No wonder the craze for “booster shots” has spread like wildfire, from African kids in Uganda and Uganda to Canadian, American and European schoolchildren, including babies and toddlers – and, sometimes, anyone over the age of three.
According to Canadian Health Minister Ginette Petitpas Taylor, the all-in-one step involves a standard dose of two separate vaccines, specifically the H1N1 and pneumococcal conjugate vaccines, along with a booster shot of two at least of the B strain of chickenpox – which has mostly been eliminated in the developed world, but which, in parts of Africa, is endemic. This year, too, the African nations of Nigeria and Somalia, armed with global community funding, are launching a vaccination campaign for four of the most deadly childhood diseases – Hib and diphtheria, and two subtypes of measles – at the same time: a week before this fall’s World Health Organisation World Health Day (29 September).
One of the reasons vaccination rates are important around the world is because some diseases are just simply endemic: there are no known ways of preventing them any more, so parents should seek to reduce the risk of potentially fatal illness in their children through vaccination.
But why just four at a time? By the time the WHO set the blanket vaccination campaign in train, all five diseases were being managed safely and largely preventable.
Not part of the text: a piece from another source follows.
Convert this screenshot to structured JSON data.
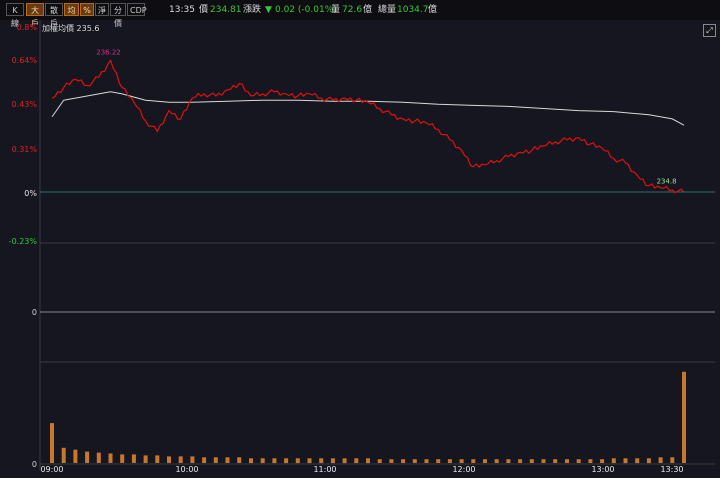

The three types of measles are better controlled because they aren’t spread from person to person, and have lost considerable of their virulence due to the concerted efforts by multi-country vaccination campaigns since the 1960s. A restored sense of calm in places like Africa can be more likely if individuals avoid innoculating friends, family and neighbours, and don’t let co-ordinated multi-country efforts suffer.
Next month, when the Canadian health minister (who happened to be born in Rwanda) and UN health ministers will discuss the prospect of a new global health target to eliminate all types of vaccine-preventable childhood diseases, I hope that the 10th goal on the agenda is “include children with unimmunised status in all public and private health care and childcare settings and populations”.
That’s the goal just barely advocated by Dr Seth Berkley, the director of Gavi, the global vaccine alliance. In early June, in the US, Gavi warned that “there’s growing evidence that global immunisation rates could drop to just 78% in the world’s poorest countries by 2030”. That would be catastrophic in countries where pandemics are still unpredictable and where reducing exposures to virus and bacteria is hard to do.